夜間や休日に発熱や腹痛などの応急処置を行う夜間急病センターを巡り、札幌近郊の各市が医師の確保に力を入れている。小樽市は4月、大学医局から派遣してもらう報酬を従来の1.4倍に引き上げた。医師の時間外労働に上限を設ける働き方改革による派遣縮小を避ける狙いだ。だが、近隣市の動向次第で増額を明言する市もあり、競争が激化しそうだ。

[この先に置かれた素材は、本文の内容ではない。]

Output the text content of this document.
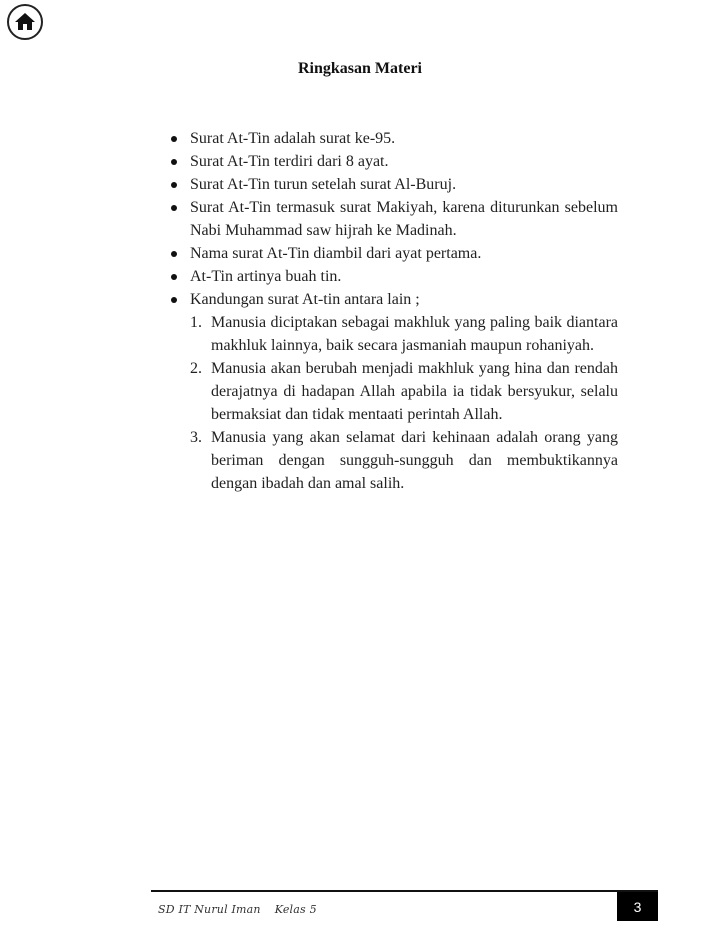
Ringkasan Materi
Surat At-Tin adalah surat ke-95.
Surat At-Tin terdiri dari 8 ayat.
Surat At-Tin turun setelah surat Al-Buruj.
Surat At-Tin termasuk surat Makiyah, karena diturunkan sebelum Nabi Muhammad saw hijrah ke Madinah.
Nama surat At-Tin diambil dari ayat pertama.
At-Tin artinya buah tin.
Kandungan surat At-tin antara lain ;
1. Manusia diciptakan sebagai makhluk yang paling baik diantara makhluk lainnya, baik secara jasmaniah maupun rohaniyah.
2. Manusia akan berubah menjadi makhluk yang hina dan rendah derajatnya di hadapan Allah apabila ia tidak bersyukur, selalu bermaksiat dan tidak mentaati perintah Allah.
3. Manusia yang akan selamat dari kehinaan adalah orang yang beriman dengan sungguh-sungguh dan membuktikannya dengan ibadah dan amal salih.
SD IT Nurul Iman Kelas 5	3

 「報酬を増やさなければ、将来的に派遣打ち切りの可能性があった」。小樽市の委託を受け、夜間急病センターを運営する同市医師会の鈴木敏夫会長(66)は危機感を隠さない。鈴木会長は2年前から、報酬の改定を市に強く要望。25年以上にわたり時給1万800円だった報酬は4月以降、1万5千円となった。

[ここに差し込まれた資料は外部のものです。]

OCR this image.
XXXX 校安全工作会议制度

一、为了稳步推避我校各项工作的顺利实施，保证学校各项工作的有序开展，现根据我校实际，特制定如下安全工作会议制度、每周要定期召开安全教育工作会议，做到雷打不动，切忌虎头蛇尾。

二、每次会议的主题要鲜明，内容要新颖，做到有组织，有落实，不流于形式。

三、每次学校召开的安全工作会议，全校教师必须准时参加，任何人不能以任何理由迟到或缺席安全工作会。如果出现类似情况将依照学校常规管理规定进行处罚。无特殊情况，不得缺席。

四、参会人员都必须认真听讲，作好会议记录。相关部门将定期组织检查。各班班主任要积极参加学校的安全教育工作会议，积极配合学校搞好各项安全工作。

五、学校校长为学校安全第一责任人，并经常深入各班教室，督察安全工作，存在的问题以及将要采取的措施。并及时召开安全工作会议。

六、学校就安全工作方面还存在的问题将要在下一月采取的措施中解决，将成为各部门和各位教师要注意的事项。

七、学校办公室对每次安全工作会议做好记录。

 小樽の夜間急病センターは内科、外科に対応。平日の場合、夜間から翌朝までの診療時間13時間の大半を北大や札幌医科大の派遣医師2人が担い、同市医師会の開業医らが残り時間を請け負う。
 派遣医に代わり、会員医師が診療するのは難しい。会員は高齢の医師が多く、開業医が夜勤を請け負えば翌日の診療に差し支えるためだ。同医師会は「開業医が休診すれば、2次医療機関の負担が増え、地域医療にとって打撃になりかねない」と警戒する。

札幌近郊で夜間急病センターを設置する小樽以外の6市にとっても苦しい状況は同じだ。医療関係者によると、苫小牧市は約2年前、札幌近郊では最高額の時給2万1千円に引き上げた。ただ、同市は報酬額は「非公表」とし、改定時期や改定前の額を明らかにしていない。
 残る5市は、報酬が時給換算で9千円台~1万5千円(平日)で、先行して増額した2市の動きに注目する。江別市は「大学から報酬増の要請があればすぐ対応する」、千歳市も「近隣で動きがあれば検討する」と明言する。小樽市の迫俊哉市長は「安定した医師確保には報酬額の見直しが重要」とし、さらなる引き上げも辞さない構えだ。
 報酬増が医師確保につながるとは限らない。札幌市内には、高額な報酬を支払う民間の高齢者施設などが多く、医療関係者は「診察などが少なく、1回の宿直で約10万円の報酬の出る仕事が山ほどある」と打ち明ける。
 大学病院に勤務する30代の男性医師は「宿直明けも病院での診療があり、さほど忙しくない札幌でのアルバイトがベスト。地方を選ぶ気にはなれない」とし、札幌市内や札幌から距離の近い市が有利なのが実態という。
 国際医療福祉大大学院の高橋泰教授(医療政策)は「医師不足が続く道内では、報酬額の引き上げ競争は今後避けられないだろう。医師派遣を柔軟に調整できるような『人材派遣アプリ』をつくるなど新たな仕組みづくりも急務だ」と提言する。